Sacarle a la calle era un verdadero suplicio ya que tiraba de la correa como una mula (de hecho estuve dos días con un dolor en el hombro bastante fuerte), le acariciaba y le daba exactamente igual, se iba con todo el mundo y yo pensaba "este perro no me quiere", pero claro, es que soy una "cagaprisas". En menos de dos semanas todo había cambiado, los gatos aceptaron que tenían que compartir su espacio, TAO aprendió que los mininos no eran peligrosos y ya no tenía que separarles cuando me iba a trabajar, lo curioso fue que TAO me indico el momento. Normalmente TAO se quedaba en la cocina y en el recibidor y el salón y el cuarto de baño era para los gatos (mi casa es muy chiquitita) y en cuanto veía que me preparaba para salir de casa ya estaba él en la cocina para que no le dejara solo con esas "fieras" hasta que un día no quiso entrar en la cocina y se quedó tan pancho en el salón. Comenzó a responder a las caricias e incluso a pedirlas y ahora solo se va tranquilo con mi hermana y con mi cuñado o conmigo, nunca con un desconocido, duerme en el sofá con los gatos y es un perro completamente feliz y tengo que decir que yo también. Adoptarle ha sido una de las mejores cosas que he hecho en mi vida.

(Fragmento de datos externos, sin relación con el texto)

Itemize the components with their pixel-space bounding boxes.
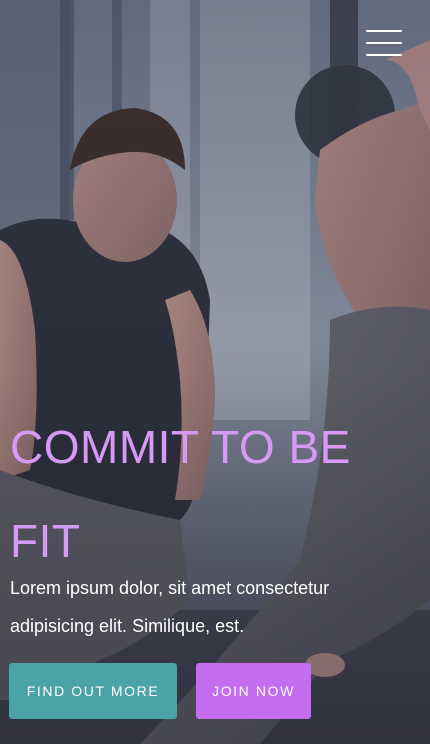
menu-bar-bottom — [366, 54, 402, 56]
hero-headline: COMMIT TO BE FIT — [10, 421, 351, 567]
join-now-button[interactable]: JOIN NOW — [196, 663, 311, 719]
menu-bar-top — [366, 30, 402, 32]
menu-bar-middle — [366, 42, 402, 44]
hamburger-menu-icon[interactable] — [366, 30, 402, 56]
find-out-more-button[interactable]: FIND OUT MORE — [9, 663, 177, 719]
hero-subtext: Lorem ipsum dolor, sit amet consectetur … — [10, 578, 330, 636]
hero-section: COMMIT TO BE FIT Lorem ipsum dolor, sit … — [0, 0, 430, 744]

Otra cosa que me dejo sorprendidisima fue que solo se hizo sus necesidades en casa el primer día. Aprendió el solito que si se estaba haciendo pis con asomarse a la ventana y luego mirarme a mi nos bajábamos a la calle y asunto resuelto.

Bueno ya sé que me enrollo como las persianas pero me gustaría añadir una cosa más. Si no hubiese decidido hacer de canguro por primera vez mi hermana jamás habría conocido a Miércoles (ahora BRUJA), yo nunca hubiese conocido a TAO (ahora OTTO) y la suegra de mi hermana no viviría con Betty (otra perrita adoptada en el albergue) así que animo a todos desde aquí a que no compren un perro que lo adopten. Se adaptan a la perfección aunque no hay que pensar que es algo automático, hay que darles tiempo y mucho cariño.